Christopher Luxon says New Zealand stands by Ukraine.
Photo: RNZ / Marika Khabazi
The Prime Minister says the government would be open to sending peacekeepers to Ukraine if a ceasefire was reached.
It follows European leaders meeting in Paris for an emergency summit on the future of Ukraine.
Luxon said New Zealand stood with Ukraine because it was unacceptable for a major power to cause huge amounts of suffering.
“I think that is something we’d be open to, but obviously it’s speculative at this point, but we do support a lot of peacekeeping missions around the world and this is something that we would be open to working through.”
Currently New Zealand troops were embedded with British troops and working to train Ukrainian forces in the United Kingdom, he said.
Luxon told Morning Report that New Zealand stands by Ukraine.
“We very much stand with Ukraine, I mean we’re a country … with our strong set of values around nation states and sovereignty of nations.”
The war there was one of several shifts from rules to power, from economics to security and from global efficiency to resilience in international relations, he said.
Luxon said he was open to sending troops as peacekeepers and said the negotiations to end the war were a good thing, but Ukraine should be involved in them.
Luxon pledges to get NZ defence spending close to 2%
Luxon said he wants to get New Zealand’s defence spending close to 2 percent of gross domestic product.

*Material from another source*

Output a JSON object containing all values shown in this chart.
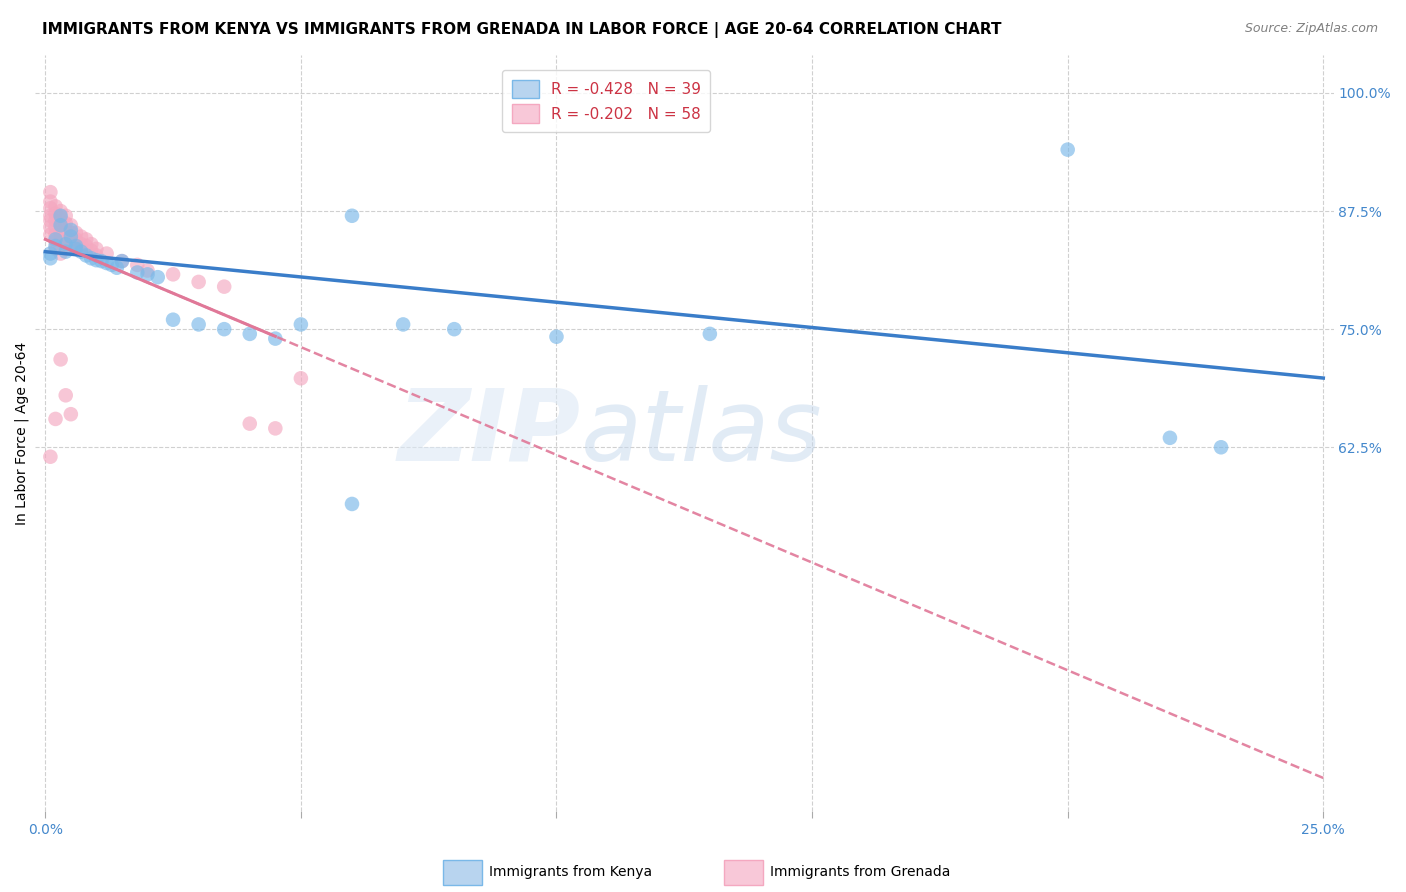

New Zealand currently spends just over 1 percent of GDP on defence with more set to revealed about the future spending plans in the Defence Capability Plan, although at this stage it is unknown when the plan will be released.
US President Donald Trump has been pushing for higher defence spending in Europe – and may yet push for other countries to do the same.
Luxon said the Defence Capability Plan sought to give certainty about the capability New Zealand would need in defence over the next 15 years, he said.
“We will be getting as close to 2 percent [of defence spending on GDP] as we possibly can, we know that’s the pathway we want to get to.”
Asked when defence spending would reach the 2 percent mark, Luxon said that would be revealed via the Defence Capability Plan in due course.
“As we put more money in, I want to make sure we’ve got a really good strategy and part of that is making sure that we’re very inter-operable with Australia, for example, that we’ve got some real capability, that we’re respected around the world.”
More money needed to go into the defence system but equally it was important that as a small country New Zealand chose carefully about where it wanted to build that capability, he said.